Nonpartisan Doesn’t Mean Non-Biased

I wrote about non-partisan elections last month and the value of political parties in the effort to help get a candidate elected.  Since then, members of Coalition of City Neighborhood Associations have made a point to come up to me to address this issue.  As if my opinion was a personal affront to their organization, they argued the merits of no party interference.  As they stood there wearing their candidate buttons and T-shirts telling me who they support, they made sure to let me know they were “not a political organization.”  They were “an issue-oriented organization.”  At least they were wearing their bias.

One candidate decided to take me on publicly and make it her platform to demand political parties not get involved in the current city election.  Personally, I thought it was a terrible waste of press.  I am sure the public would rather hear about her vision than her upset over the Democratic Party’s involvement.  I reminded people who thought I was wrong that no one complained when the Democratic Party helped three of the five current commissioners get elected in the last two elections.

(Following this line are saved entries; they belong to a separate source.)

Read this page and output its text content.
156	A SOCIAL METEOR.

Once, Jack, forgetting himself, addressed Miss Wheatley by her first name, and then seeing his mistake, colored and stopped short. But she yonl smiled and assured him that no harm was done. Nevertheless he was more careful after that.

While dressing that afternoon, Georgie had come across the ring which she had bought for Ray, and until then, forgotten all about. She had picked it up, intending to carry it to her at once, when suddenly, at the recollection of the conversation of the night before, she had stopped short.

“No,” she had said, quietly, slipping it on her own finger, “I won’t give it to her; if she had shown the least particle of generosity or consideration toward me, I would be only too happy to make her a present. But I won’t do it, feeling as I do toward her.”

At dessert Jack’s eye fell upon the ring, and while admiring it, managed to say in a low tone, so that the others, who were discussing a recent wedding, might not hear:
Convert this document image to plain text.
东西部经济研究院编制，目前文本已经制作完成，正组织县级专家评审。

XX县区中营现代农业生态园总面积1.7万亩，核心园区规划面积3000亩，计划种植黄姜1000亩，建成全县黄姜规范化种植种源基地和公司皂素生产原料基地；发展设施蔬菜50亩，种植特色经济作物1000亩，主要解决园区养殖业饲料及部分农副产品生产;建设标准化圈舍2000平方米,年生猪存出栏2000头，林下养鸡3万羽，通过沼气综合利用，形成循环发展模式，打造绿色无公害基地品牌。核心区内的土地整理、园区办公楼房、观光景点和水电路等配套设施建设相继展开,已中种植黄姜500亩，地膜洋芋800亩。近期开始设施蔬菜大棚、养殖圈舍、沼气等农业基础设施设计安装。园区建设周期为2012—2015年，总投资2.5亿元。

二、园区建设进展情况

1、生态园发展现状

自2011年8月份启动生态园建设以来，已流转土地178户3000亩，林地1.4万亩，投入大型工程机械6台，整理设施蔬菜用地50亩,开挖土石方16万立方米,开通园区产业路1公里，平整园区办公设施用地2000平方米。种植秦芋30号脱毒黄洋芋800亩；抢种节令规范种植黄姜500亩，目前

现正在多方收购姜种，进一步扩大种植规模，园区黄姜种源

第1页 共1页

In fact, the last city election cycle proved pretty tough for the nonpolitical party duo, Jessie Biter and Rich Swier Jr., when the focus was on them and all of the money they raised to support their candidate of choice.  “Stay out of the city elections” was the message cried out day after day.  And yet, their effort had merit – getting out the youth vote.

And while the Republican Party officially stayed out of the race, Christian Ziegler, Republican Party Committeeman, was unyielding in his emails listing who the Republicans were on the ticket.

One person, one vote.  I would like to think that is all this is about.  But the truth is, getting that person to the polls is the hardest thing we ever do.  Asking a person to cast an educated vote…well that is a whole other conversation.  If a party, or a neighborhood organization, or a group of entrepreneurs, can motivate people to get to the polls, why would you fight that effort?

Now the election has passed and the top candidates are on to the runoff.  The candidate who challenged me came in second.  During her campaign she pledged not to accept political party support and called on her opponent to denounce the Democratic support that was given. Her supporters went before the city commission to state their intended effort to change the city charter to prevent political party involvement in the future.  The question is now, will she stick to her guns or will she go back on her word and welcome the political party support she has been fighting since her campaign began?

If we really want to come together as a community, we need to stop alienating those that want to get involved.  If you want a better Sarasota, we need to stop fighting each other on things that really shouldn’t matter.  No one is getting crowned, and no one is superior when it comes to their vision of the city.  Every idea each candidate presented has merit.  If you think that the most important argument in this election is to keep people from getting involved, then you are not a visionary, you are an elitist.

Running in a non-partisan race does not make you non-biased towards a political ideology.  And insisting political parties do not get involved will only push them further in the dark.  Let’s keep them out in the sunshine where they belong.